1. Field of the Invention
The present invention generally relates to a speech output system and a method thereof, in particular, to a speech synthesizer generating system and a method thereof.
2. Description of Related Art
The demands to automatic services and devices have been increasing along with the advancement of technologies, wherein speech output is one of the commonly demanded services. With speech guidance, less manpower is consumed and automatic services can be provided. High quality speech output is a common user interface required by various services. In particular, speech is the most natural, convenient, and secure information output in a mobile device having limited display screen. In addition, audio books provide a very efficient learning method, especially for learning a foreign language.
However, existing speech output methods can be categorized into two modes which respectively have their own disadvantages. Voice recording is one of the two modes, and which is time-consuming and has high cost and unchangeable speech output. Speech synthesis is the other speech output mode which provides low-quality and inflexible speech quality and is difficult to customize a speech.

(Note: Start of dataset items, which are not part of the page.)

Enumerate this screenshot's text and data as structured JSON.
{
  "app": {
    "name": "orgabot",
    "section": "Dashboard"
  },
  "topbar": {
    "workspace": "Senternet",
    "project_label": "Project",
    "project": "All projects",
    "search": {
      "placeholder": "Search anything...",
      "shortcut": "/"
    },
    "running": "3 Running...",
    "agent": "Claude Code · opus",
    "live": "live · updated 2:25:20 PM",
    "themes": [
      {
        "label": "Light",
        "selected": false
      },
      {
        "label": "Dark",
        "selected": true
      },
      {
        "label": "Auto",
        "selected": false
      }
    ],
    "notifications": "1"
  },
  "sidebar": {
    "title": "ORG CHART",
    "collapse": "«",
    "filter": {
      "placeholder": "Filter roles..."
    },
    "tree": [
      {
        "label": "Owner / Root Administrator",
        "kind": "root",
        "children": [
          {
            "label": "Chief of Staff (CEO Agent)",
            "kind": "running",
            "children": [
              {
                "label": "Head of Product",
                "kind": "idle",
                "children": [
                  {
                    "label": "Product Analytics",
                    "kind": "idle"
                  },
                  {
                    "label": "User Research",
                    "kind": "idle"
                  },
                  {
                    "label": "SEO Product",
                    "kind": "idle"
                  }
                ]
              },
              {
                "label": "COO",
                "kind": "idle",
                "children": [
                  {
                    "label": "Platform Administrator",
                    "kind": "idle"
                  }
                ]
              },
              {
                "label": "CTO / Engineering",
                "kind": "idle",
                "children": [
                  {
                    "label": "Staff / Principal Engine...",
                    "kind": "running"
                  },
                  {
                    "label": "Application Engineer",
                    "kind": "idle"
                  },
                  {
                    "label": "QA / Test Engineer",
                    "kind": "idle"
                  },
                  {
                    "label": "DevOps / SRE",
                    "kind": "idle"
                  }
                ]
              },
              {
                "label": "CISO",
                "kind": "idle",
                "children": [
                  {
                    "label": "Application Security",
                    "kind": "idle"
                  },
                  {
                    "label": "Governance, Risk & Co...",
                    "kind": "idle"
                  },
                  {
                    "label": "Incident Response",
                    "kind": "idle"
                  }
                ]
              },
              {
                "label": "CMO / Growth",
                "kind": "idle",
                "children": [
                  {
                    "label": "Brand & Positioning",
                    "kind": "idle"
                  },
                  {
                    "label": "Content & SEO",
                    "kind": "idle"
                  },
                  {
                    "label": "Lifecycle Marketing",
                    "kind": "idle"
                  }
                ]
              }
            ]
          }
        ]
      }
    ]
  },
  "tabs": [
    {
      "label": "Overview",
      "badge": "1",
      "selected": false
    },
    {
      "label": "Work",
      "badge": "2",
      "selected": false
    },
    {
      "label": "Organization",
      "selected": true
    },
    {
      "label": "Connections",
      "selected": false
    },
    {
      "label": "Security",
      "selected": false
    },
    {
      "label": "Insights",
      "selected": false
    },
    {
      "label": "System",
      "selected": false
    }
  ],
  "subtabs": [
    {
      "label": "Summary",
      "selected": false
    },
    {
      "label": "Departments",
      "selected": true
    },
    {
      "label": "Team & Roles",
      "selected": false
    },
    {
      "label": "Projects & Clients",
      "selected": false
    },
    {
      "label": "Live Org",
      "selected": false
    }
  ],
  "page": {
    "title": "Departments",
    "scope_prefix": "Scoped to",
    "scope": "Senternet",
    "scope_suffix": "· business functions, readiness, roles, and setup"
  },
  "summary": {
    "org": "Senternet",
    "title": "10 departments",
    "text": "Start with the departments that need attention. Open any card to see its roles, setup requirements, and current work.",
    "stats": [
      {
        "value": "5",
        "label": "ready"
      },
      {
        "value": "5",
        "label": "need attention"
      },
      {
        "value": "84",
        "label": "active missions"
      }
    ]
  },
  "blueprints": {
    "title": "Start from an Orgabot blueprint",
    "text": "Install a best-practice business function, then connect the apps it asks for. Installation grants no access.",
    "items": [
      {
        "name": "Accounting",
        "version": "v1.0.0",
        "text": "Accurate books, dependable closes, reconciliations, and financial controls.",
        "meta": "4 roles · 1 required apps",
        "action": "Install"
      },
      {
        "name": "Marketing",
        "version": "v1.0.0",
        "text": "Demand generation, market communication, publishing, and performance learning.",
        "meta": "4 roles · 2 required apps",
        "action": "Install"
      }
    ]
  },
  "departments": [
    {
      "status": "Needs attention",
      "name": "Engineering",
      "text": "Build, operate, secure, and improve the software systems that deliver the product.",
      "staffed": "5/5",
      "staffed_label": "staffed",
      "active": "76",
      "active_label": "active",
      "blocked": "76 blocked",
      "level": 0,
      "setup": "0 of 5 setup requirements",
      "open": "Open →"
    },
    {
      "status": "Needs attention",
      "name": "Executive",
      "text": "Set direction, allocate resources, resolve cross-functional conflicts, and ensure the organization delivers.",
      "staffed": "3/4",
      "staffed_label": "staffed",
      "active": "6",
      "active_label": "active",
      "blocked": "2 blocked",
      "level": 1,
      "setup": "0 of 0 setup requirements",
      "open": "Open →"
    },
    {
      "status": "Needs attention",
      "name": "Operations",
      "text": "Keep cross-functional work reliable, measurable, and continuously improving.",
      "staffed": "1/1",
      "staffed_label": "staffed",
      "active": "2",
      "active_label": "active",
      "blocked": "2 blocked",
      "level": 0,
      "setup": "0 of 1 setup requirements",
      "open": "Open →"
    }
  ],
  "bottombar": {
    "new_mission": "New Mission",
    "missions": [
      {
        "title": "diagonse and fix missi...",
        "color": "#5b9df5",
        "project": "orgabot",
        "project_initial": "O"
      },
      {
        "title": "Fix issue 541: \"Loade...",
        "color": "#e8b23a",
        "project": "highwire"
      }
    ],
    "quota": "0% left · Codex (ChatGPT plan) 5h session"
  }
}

Referring to FIG. 1, a system and method for text-to-speech processing in a portable device are provided by AT&T in U.S. Pat. No. 7,013,282. According to this method, a user 130 inputs some text into a desktop computer 110. Then the input text is converted by a text-to-speech (TTS) module 112 in the desktop computer 110. To be specific, the text is converted into a speech output 118 by a text analysis module 114 and a speech synthesis module 116. In this invention, the TTS conversion operation is performed by the desktop computer 110 which has high calculation capability, and the synthesized speech output 118 is transmitted from the desktop computer 110 to a handheld electronic device 120 having lower calculation capability. The speech output 118 output by the TTS module 112 includes a carrier phrase and a slot information and is transmitted to a memory of the handheld electronic device 120. The handheld electronic device 120 then concatenates and outputs these carrier phrases and slot information.
However, in foregoing disclosure, the content to be converted by the TTS module is unchangeable, which is very inflexible. In addition, the speech synthesis module in the desktop computer 110 for synthesizing the speech is also unchangeable. Moreover, the desktop computer 110 and the handheld electronic device 120 have to operate synchronously.
A speech synthesis apparatus and selection method are provided by HP in U.S. Pat. No. 6,725,199 and U.S. Pat. No. 7,062,439. A method for assessing speech quality is provided in these disclosures, wherein an “objective speech quality assessor” is used for generating a confidence score for a speech-form utterance, and the speech-form utterance having the best confidence score is selected among a plurality of TTS modules to improve the quality of the speech output. If there is only one TTS module, the text is rewritten into other texts having the same meaning and then the speech-form utterance of these rewritten texts having the best confidence score is selected as the speech output.